User Profile properties

In general, the event.user object has had its properties changed from camel case to snake case in order to match the Auth0 User Profile structure. For example, event.user.appMetadata has been changed to event.user.app_metadata.

Performing side effects

In the pre-GA version of the post-login trigger, side effects were performed by returning an object from an Action. In Actions GA, an api object is provided to encapsulate these changes and provide better in-editor type hints and inline documentation.

Update user user_metadata

Pre-GA Trigger:

async function myFunction(event, context) {
  return {
    user: {
      userMetadata: {
        myParam: "foo"
      }
    }
  };
}

GA Trigger:

async function onExecutePostLogin(event, api) {
  api.user.setUserMetadata('myParam', 'foo');
}

You should not use this method in callbacks because invoking this method won't update metadata immediately. Instead, you can call this method several times throughout multiple Actions in the same flow (metadata set in one Action is applied to the transient object and is therefore available in subsequent Actions), and the engine will aggregate the changes and update the metadata all at once before the flow is completed.

Update user app_metadata

Pre-GA Trigger:

async function myFunction(event, context) {
  return {
    user: {
      appMetadata: {
        myParam: "foo"
      }
    }
  };
}

GA Trigger:

async function onExecutePostLogin(event, api) {
  api.user.setAppMetadata('myParam', 'foo');
}

You should not use this method in callbacks because invoking this method won't update metadata immediately.
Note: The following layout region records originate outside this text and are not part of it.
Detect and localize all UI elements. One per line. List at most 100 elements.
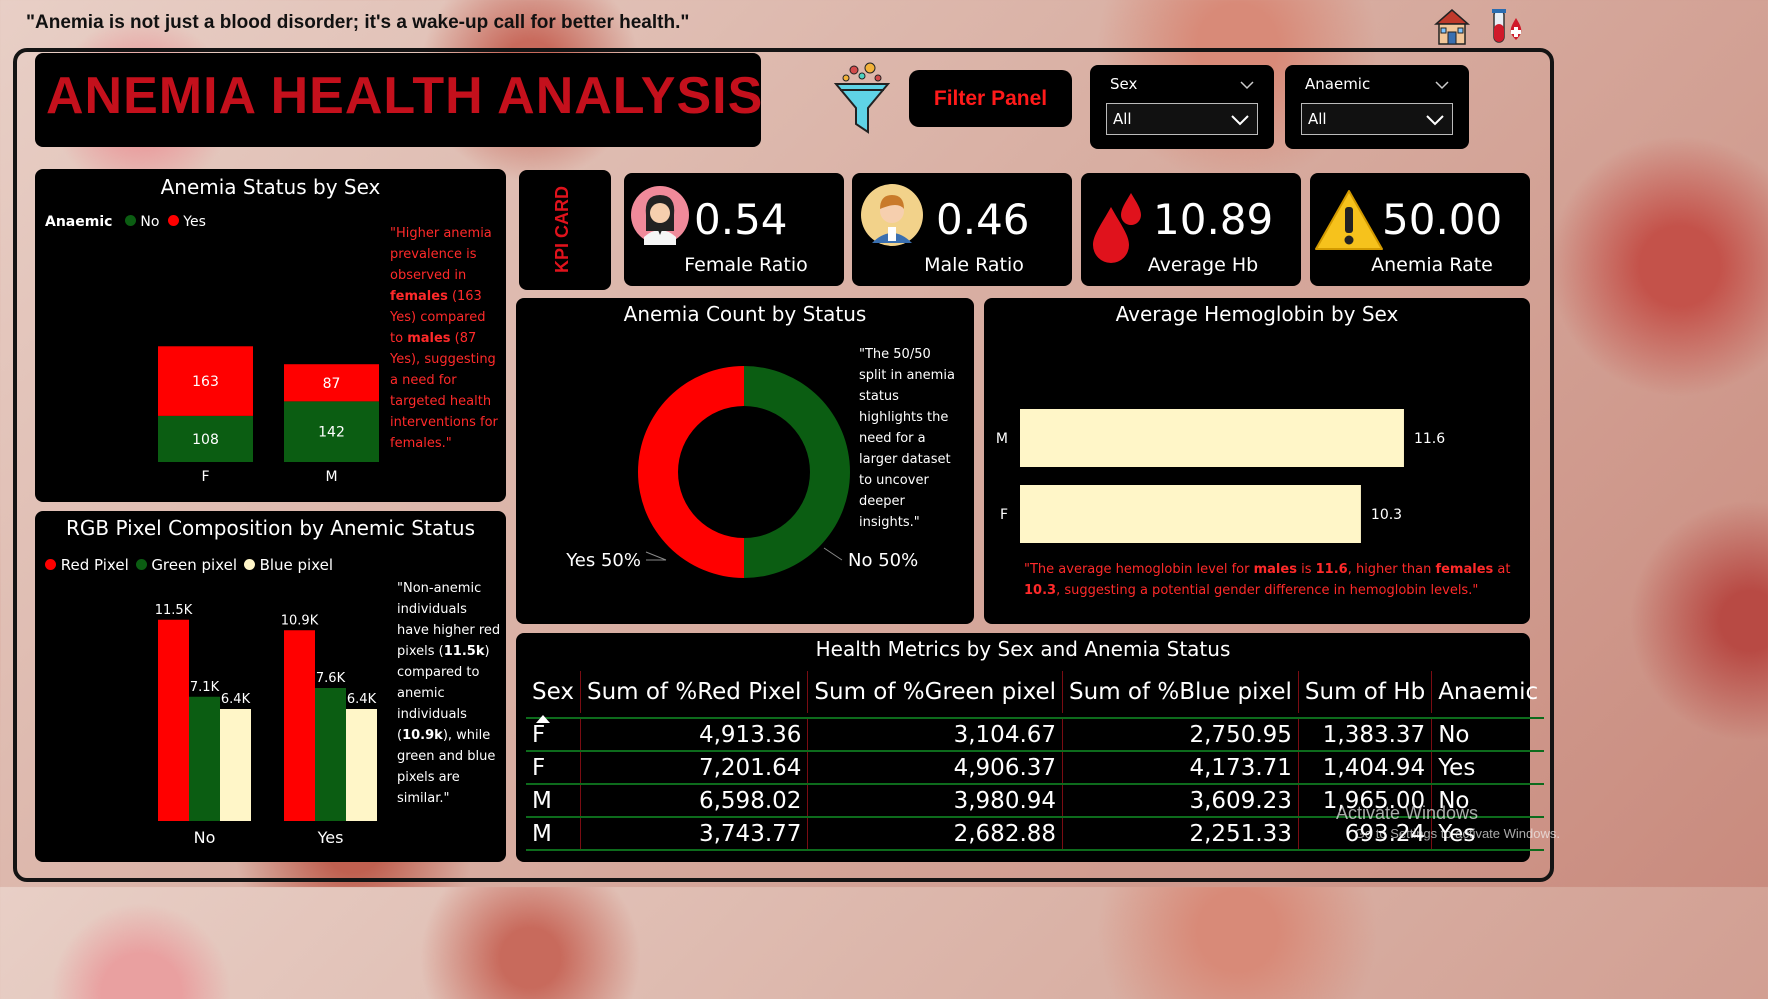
sex-dropdown-value: All [1113,110,1132,128]
rgb-note: "Non-anemic individuals have higher red … [397,578,502,809]
table-cell: 1,404.94 [1297,751,1432,785]
bar-green-pixel [315,688,346,821]
average-hb-label: Average Hb [1147,254,1259,276]
table-cell: M [526,817,581,851]
kpi-card-label-box: KPI CARD [519,170,611,290]
table-row[interactable]: F 7,201.64 4,906.37 4,173.71 1,404.94 Yes [526,751,1545,785]
note-part: , suggesting a potential gender differen… [1056,583,1479,598]
male-ratio-label: Male Ratio [924,254,1024,276]
data-label: 6.4K [221,692,251,707]
note-part: is [1296,562,1316,577]
sex-slicer: Sex All [1090,65,1274,149]
dashboard-title: ANEMIA HEALTH ANALYSIS [46,67,764,125]
x-tick-label: Yes [317,828,344,847]
data-label: 10.9K [281,613,319,628]
anemia-rate-value: 50.00 [1382,195,1503,244]
sort-ascending-icon[interactable] [536,703,550,729]
female-avatar-icon [630,185,690,249]
sex-dropdown[interactable]: All [1106,103,1258,135]
table-cell: 7,201.64 [579,751,808,785]
filter-panel-button[interactable]: Filter Panel [909,70,1072,127]
table-cell: Yes [1431,751,1545,785]
column-header[interactable]: Sum of %Green pixel [807,671,1063,713]
column-header[interactable]: Sex [526,671,580,723]
male-avatar-icon [860,183,924,251]
table-cell: 3,980.94 [807,784,1063,818]
donut-label-yes: Yes 50% [565,550,641,571]
female-ratio-value: 0.54 [694,195,788,244]
hb-bar [1020,409,1404,467]
header-quote: "Anemia is not just a blood disorder; it… [26,12,690,33]
sex-slicer-label: Sex [1110,75,1138,93]
note-emph: males [1253,562,1297,577]
activate-windows-subtitle: Go to Settings to activate Windows. [1354,826,1560,841]
note-emph: 10.3 [1024,583,1057,598]
rgb-chart: 11.5K7.1K6.4KNo10.9K7.6K6.4KYes [155,603,377,847]
data-label: 7.6K [316,671,346,686]
bar-blue-pixel [220,709,251,821]
blood-test-icon[interactable] [1490,8,1524,44]
note-emph: males [407,331,451,346]
hb-by-sex-panel: Average Hemoglobin by Sex M 11.6 F 10.3 "Th… [984,298,1530,624]
table-cell: 4,173.71 [1062,751,1299,785]
data-label: 108 [192,432,219,448]
kpi-male-ratio: 0.46 Male Ratio [852,173,1072,286]
column-header[interactable]: Sum of Hb [1297,671,1432,713]
count-by-status-note: "The 50/50 split in anemia status highli… [859,347,955,530]
table-row[interactable]: F 4,913.36 3,104.67 2,750.95 1,383.37 No [526,718,1545,752]
data-label: 11.5K [155,603,193,618]
note-emph: 11.5k [443,644,485,659]
table-cell: 3,743.77 [579,817,808,851]
hb-bar [1020,485,1361,543]
y-tick-label: F [1000,507,1008,523]
column-header[interactable]: Sum of %Red Pixel [579,671,808,713]
x-tick-label: F [201,469,209,485]
average-hb-value: 10.89 [1153,195,1274,244]
note-emph: 10.9k [402,728,443,743]
anaemic-dropdown-value: All [1308,110,1327,128]
table-cell: 4,906.37 [807,751,1063,785]
data-label: 142 [318,425,345,441]
anaemic-slicer-label: Anaemic [1305,75,1371,93]
count-by-status-panel: Anemia Count by Status Yes 50% No 50% "Th… [516,298,974,624]
male-ratio-value: 0.46 [936,195,1030,244]
note-emph: females [1435,562,1494,577]
status-by-sex-chart: 108 163 F 142 87 M [158,346,379,485]
table-cell: F [526,718,581,752]
note-part: "Higher anemia prevalence is observed in [390,226,492,283]
data-label: 7.1K [190,680,220,695]
anaemic-slicer: Anaemic All [1285,65,1469,149]
donut-slice-no [744,366,850,578]
funnel-icon [832,60,892,140]
note-part: "The average hemoglobin level for [1024,562,1254,577]
warning-icon [1314,189,1384,255]
data-label: 11.6 [1414,431,1445,447]
home-icon[interactable] [1434,8,1470,45]
note-emph: females [390,289,448,304]
status-by-sex-note: "Higher anemia prevalence is observed in… [390,223,500,454]
hb-by-sex-note: "The average hemoglobin level for males … [1024,559,1524,601]
chevron-down-icon[interactable] [1240,75,1254,94]
column-header[interactable]: Sum of %Blue pixel [1062,671,1299,713]
data-label: 6.4K [347,692,377,707]
note-part: (87 Yes), suggesting a need for targeted… [390,331,498,451]
column-header-label: Sex [532,679,574,705]
activate-windows-title: Activate Windows [1335,803,1478,823]
table-cell: 2,750.95 [1062,718,1299,752]
chevron-down-icon [1426,111,1444,130]
table-cell: No [1431,718,1545,752]
anemia-rate-label: Anemia Rate [1371,254,1493,276]
hb-by-sex-chart: M 11.6 F 10.3 [996,409,1445,543]
metrics-title: Health Metrics by Sex and Anemia Status [815,637,1231,661]
bar-green-pixel [189,696,220,821]
column-header[interactable]: Anaemic [1431,671,1545,713]
kpi-female-ratio: 0.54 Female Ratio [624,173,844,286]
table-cell: 2,251.33 [1062,817,1299,851]
rgb-panel: RGB Pixel Composition by Anemic Status R… [35,511,506,862]
table-cell: F [526,751,581,785]
chevron-down-icon[interactable] [1435,75,1449,94]
status-by-sex-panel: Anemia Status by Sex Anaemic No Yes 108 1… [35,169,506,502]
anaemic-dropdown[interactable]: All [1301,103,1453,135]
table-cell: 6,598.02 [579,784,808,818]
kpi-anemia-rate: 50.00 Anemia Rate [1310,173,1530,286]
Instead, you can call this method several times throughout multiple Actions in the same flow (metadata set in one Action is applied to the transient object and is therefore available in subsequent Actions), and the engine will aggregate the changes and update the metadata all at once before the flow is completed.

Deny a login

Pre-GA Trigger:

async function myFunction(event, context) {
  throw new Error("Access denied.");
}

GA Trigger:

async function onExecutePostLogin(event, api) {
  api.access.deny("Access denied.");
}

Throwing an error will also deny a login, but calling api.access.deny is the preferred approach.
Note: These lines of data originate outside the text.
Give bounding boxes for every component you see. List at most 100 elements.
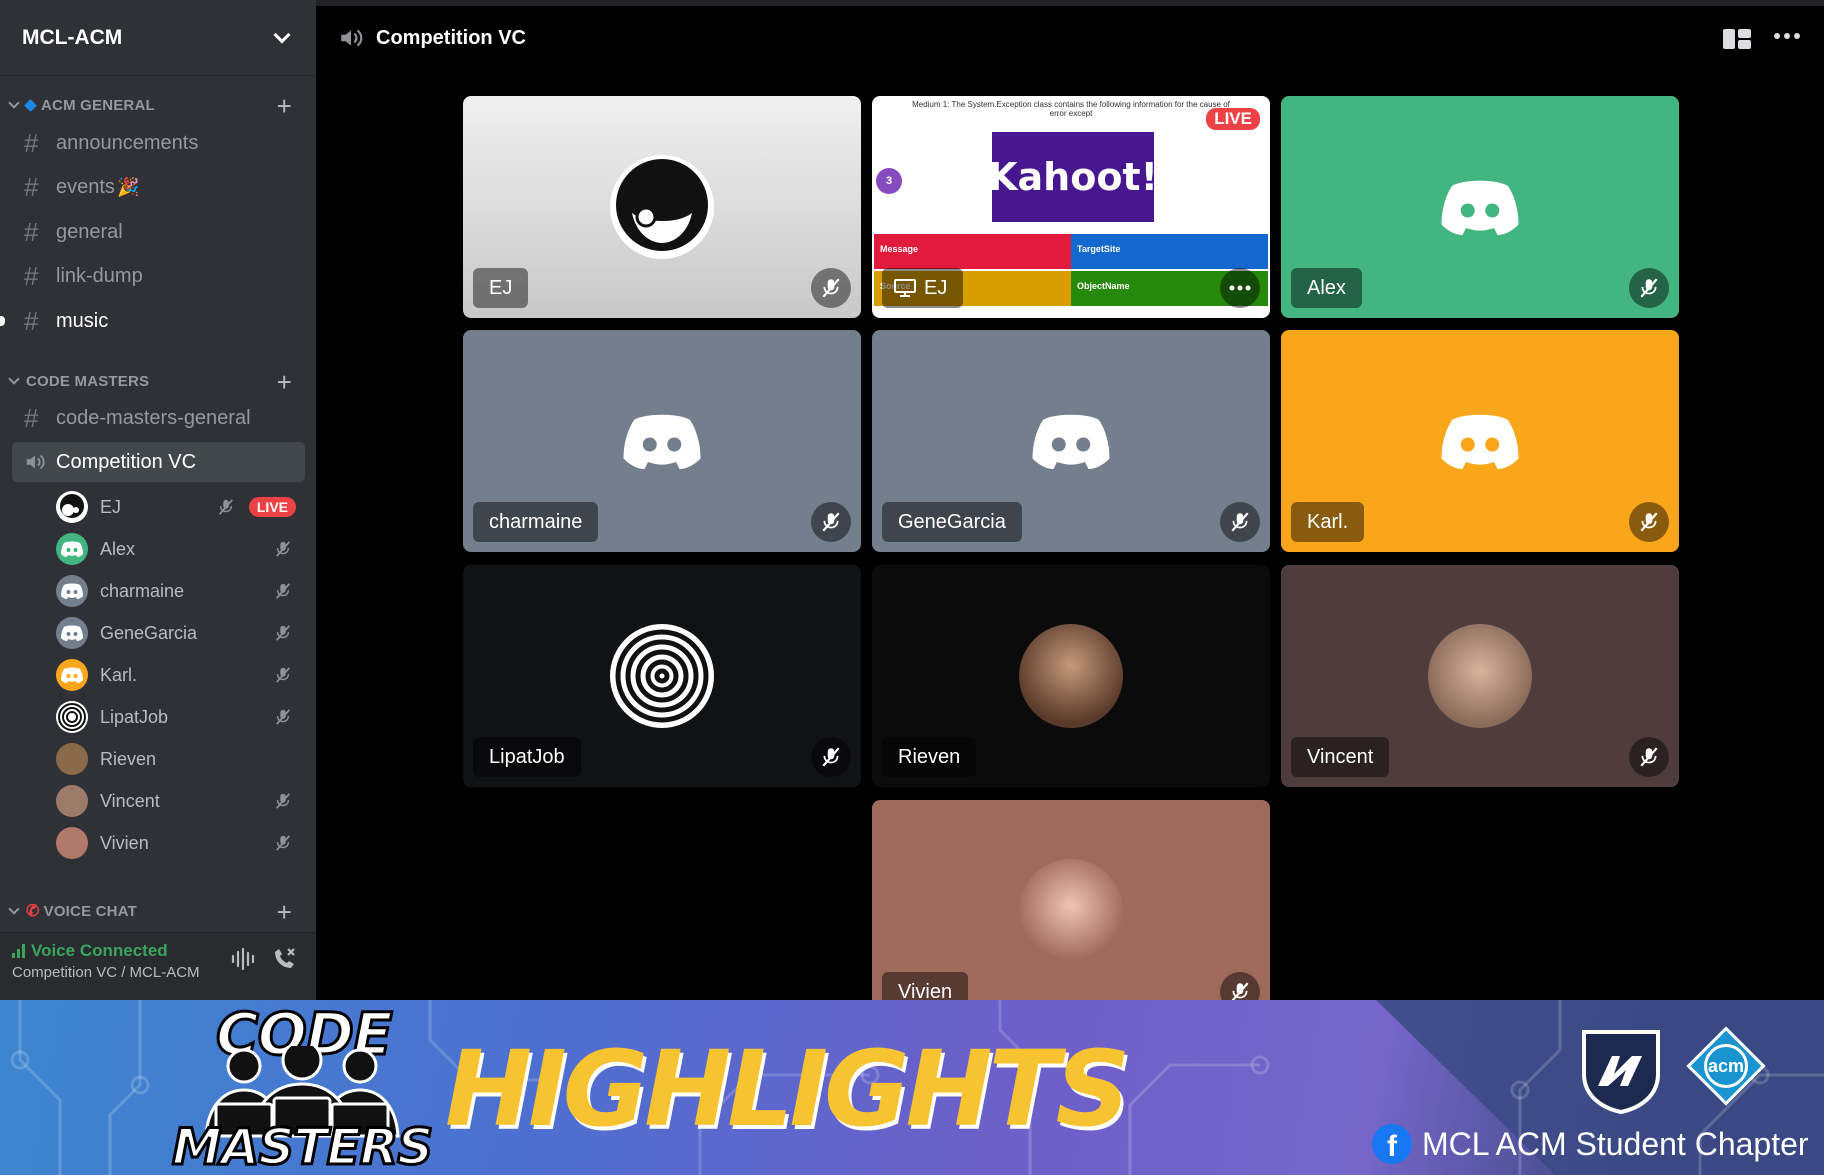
muted-mic-icon xyxy=(218,499,233,515)
server-header[interactable]: MCL-ACM xyxy=(0,0,316,76)
spiral-avatar-icon xyxy=(56,701,88,733)
channel-label: link-dump xyxy=(56,264,143,287)
muted-mic-icon xyxy=(1629,268,1669,308)
acm-logo-icon: acm xyxy=(1686,1026,1766,1106)
muted-mic-icon xyxy=(276,793,290,809)
phone-icon: ✆ xyxy=(26,903,40,920)
voice-user-ej[interactable]: EJ LIVE xyxy=(56,489,296,525)
channel-sidebar: MCL-ACM ACM GENERAL + # announcements # … xyxy=(0,0,316,1000)
participant-label: Vincent xyxy=(1291,737,1390,777)
avatar xyxy=(56,491,88,523)
voice-user-vivien[interactable]: Vivien xyxy=(56,825,296,861)
chevron-icon xyxy=(8,97,20,109)
video-tile-karl[interactable]: Karl. xyxy=(1281,330,1679,552)
participant-label: Rieven xyxy=(882,737,977,777)
kahoot-answer: Message xyxy=(874,234,1071,269)
channel-label: general xyxy=(56,220,123,243)
video-tile-vincent[interactable]: Vincent xyxy=(1281,565,1679,787)
channel-announcements[interactable]: # announcements xyxy=(12,123,305,163)
hash-icon: # xyxy=(24,216,39,247)
voice-user-rieven[interactable]: Rieven xyxy=(56,741,296,777)
chevron-icon xyxy=(8,903,20,915)
participant-label: EJ xyxy=(924,276,948,299)
participant-label: charmaine xyxy=(473,502,599,542)
channel-competition-vc[interactable]: Competition VC xyxy=(12,442,305,482)
channel-general[interactable]: # general xyxy=(12,212,305,252)
muted-mic-icon xyxy=(1220,502,1260,542)
channel-events[interactable]: # events 🎉 xyxy=(12,167,305,207)
category-acm-general[interactable]: ACM GENERAL + xyxy=(0,91,316,121)
kahoot-logo: Kahoot! xyxy=(988,132,1158,222)
video-tile-vivien[interactable]: Vivien xyxy=(872,800,1270,1022)
voice-user-name: charmaine xyxy=(100,580,185,601)
hash-icon: # xyxy=(24,127,39,158)
avatar xyxy=(56,785,88,817)
mcl-shield-logo-icon xyxy=(1582,1030,1660,1114)
participant-label: Alex xyxy=(1291,268,1362,308)
noise-suppression-icon[interactable] xyxy=(228,945,256,973)
voice-user-vincent[interactable]: Vincent xyxy=(56,783,296,819)
chevron-icon xyxy=(8,373,20,385)
voice-user-genegarcia[interactable]: GeneGarcia xyxy=(56,615,296,651)
disconnect-icon[interactable] xyxy=(270,945,298,973)
discord-avatar-icon xyxy=(56,617,88,649)
add-channel-icon[interactable]: + xyxy=(277,367,292,398)
stream-tile-ej[interactable]: Medium 1: The System.Exception class con… xyxy=(872,96,1270,318)
voice-user-name: LipatJob xyxy=(100,706,169,727)
muted-mic-icon xyxy=(276,541,290,557)
hash-icon: # xyxy=(24,171,39,202)
channel-label: music xyxy=(56,309,109,332)
channel-label: code-masters-general xyxy=(56,406,251,429)
voice-user-lipatjob[interactable]: LipatJob xyxy=(56,699,296,735)
avatar xyxy=(56,743,88,775)
category-voice-chat[interactable]: ✆ VOICE CHAT + xyxy=(0,897,316,927)
participant-label: Karl. xyxy=(1291,502,1365,542)
discord-avatar-icon xyxy=(1428,389,1532,493)
avatar xyxy=(610,155,714,259)
channel-link-dump[interactable]: # link-dump xyxy=(12,256,305,296)
video-tile-rieven[interactable]: Rieven xyxy=(872,565,1270,787)
grid-layout-icon[interactable] xyxy=(1722,28,1752,50)
channel-music[interactable]: # music xyxy=(12,301,305,341)
facebook-page-name: MCL ACM Student Chapter xyxy=(1422,1125,1809,1162)
add-channel-icon[interactable]: + xyxy=(277,91,292,122)
hash-icon: # xyxy=(24,305,39,336)
live-badge: LIVE xyxy=(248,497,296,517)
muted-mic-icon xyxy=(1629,502,1669,542)
voice-user-charmaine[interactable]: charmaine xyxy=(56,573,296,609)
voice-status[interactable]: Voice Connected xyxy=(12,941,168,961)
discord-avatar-icon xyxy=(56,533,88,565)
voice-user-name: EJ xyxy=(100,496,122,517)
video-tile-lipatjob[interactable]: LipatJob xyxy=(463,565,861,787)
muted-mic-icon xyxy=(276,625,290,641)
more-options-icon[interactable] xyxy=(1220,268,1260,308)
video-tile-alex[interactable]: Alex xyxy=(1281,96,1679,318)
channel-label: announcements xyxy=(56,131,199,154)
voice-status-text: Voice Connected xyxy=(31,941,168,960)
video-tile-ej[interactable]: EJ xyxy=(463,96,861,318)
voice-user-name: Rieven xyxy=(100,748,157,769)
muted-mic-icon xyxy=(811,737,851,777)
avatar xyxy=(1019,624,1123,728)
discord-avatar-icon xyxy=(610,389,714,493)
voice-user-alex[interactable]: Alex xyxy=(56,531,296,567)
hash-icon: # xyxy=(24,402,39,433)
signal-icon xyxy=(12,944,25,958)
video-tile-genegarcia[interactable]: GeneGarcia xyxy=(872,330,1270,552)
voice-location[interactable]: Competition VC / MCL-ACM xyxy=(12,964,200,981)
add-channel-icon[interactable]: + xyxy=(277,897,292,928)
chevron-down-icon[interactable] xyxy=(273,26,291,43)
acm-logo-text: acm xyxy=(1704,1044,1748,1088)
avatar xyxy=(56,827,88,859)
video-tile-charmaine[interactable]: charmaine xyxy=(463,330,861,552)
more-options-icon[interactable] xyxy=(1774,32,1800,40)
category-code-masters[interactable]: CODE MASTERS + xyxy=(0,367,316,397)
voice-user-name: Karl. xyxy=(100,664,138,685)
channel-label: events xyxy=(56,175,115,198)
avatar xyxy=(1019,859,1123,963)
channel-code-masters-general[interactable]: # code-masters-general xyxy=(12,398,305,438)
discord-avatar-icon xyxy=(1428,155,1532,259)
category-label: ACM GENERAL xyxy=(41,96,155,114)
kahoot-answer: TargetSite xyxy=(1071,234,1268,269)
voice-user-karl[interactable]: Karl. xyxy=(56,657,296,693)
Add Custom Claims to the Access Token

Pre-GA Trigger:

async function myFunc(event, context) {
  return {
    accessToken: {
      customClaims: {
        'https://example.com/custom/claim': 'Custom claim value',
      }
    }
  };
}

GA Trigger:

async function myFunc(event, api) {
  api.accessToken.setCustomClaim('https://example.com/custom/claim', 'Custom claim value');
}

Add Custom Claims to the ID Token

Pre-GA Trigger:

async function myFunc(event, context) {
  return {
    idToken: {
      customClaims: {
        'https://example.com/custom/claim': 'Custom claim value',
      }
    }
  };
}

GA Trigger:

async function myFunc(event, api) {
  api.idToken.setCustomClaim('https://example.com/custom/claim', 'Custom claim value');
}

Dynamically enable multi-factor authentication

Pre-GA Trigger:

async function myFunction(event, context) {
  return {
    command: {
      type: "multifactor",
      provider: "any"
    }
  };
}

GA Trigger:

async function onExecutePostLogin(event, api) {
  api.multifactor.enable("duo");
}

Redirect the user

Pre-GA Trigger:

async function myFunction(event, context) {
  return {
    command: {
      type: "redirect",
      url: "https://my-app.example.com"
    }
  };
}

GA Trigger:

async function onExecutePostLogin(event, api) {
  api.redirect.sendUserTo("https://my-app.example.com");
}

To ensure parameters are being sent securely and to avoid replay attacks, passing data via redirects has changed significantly in Actions GA. For more information, see Redirect with Actions.

Manipulate scopes

Although we experimented with providing direct manipulation of ID and Access Token scopes during the Actions Beta, we do not support this functionality in Actions GA.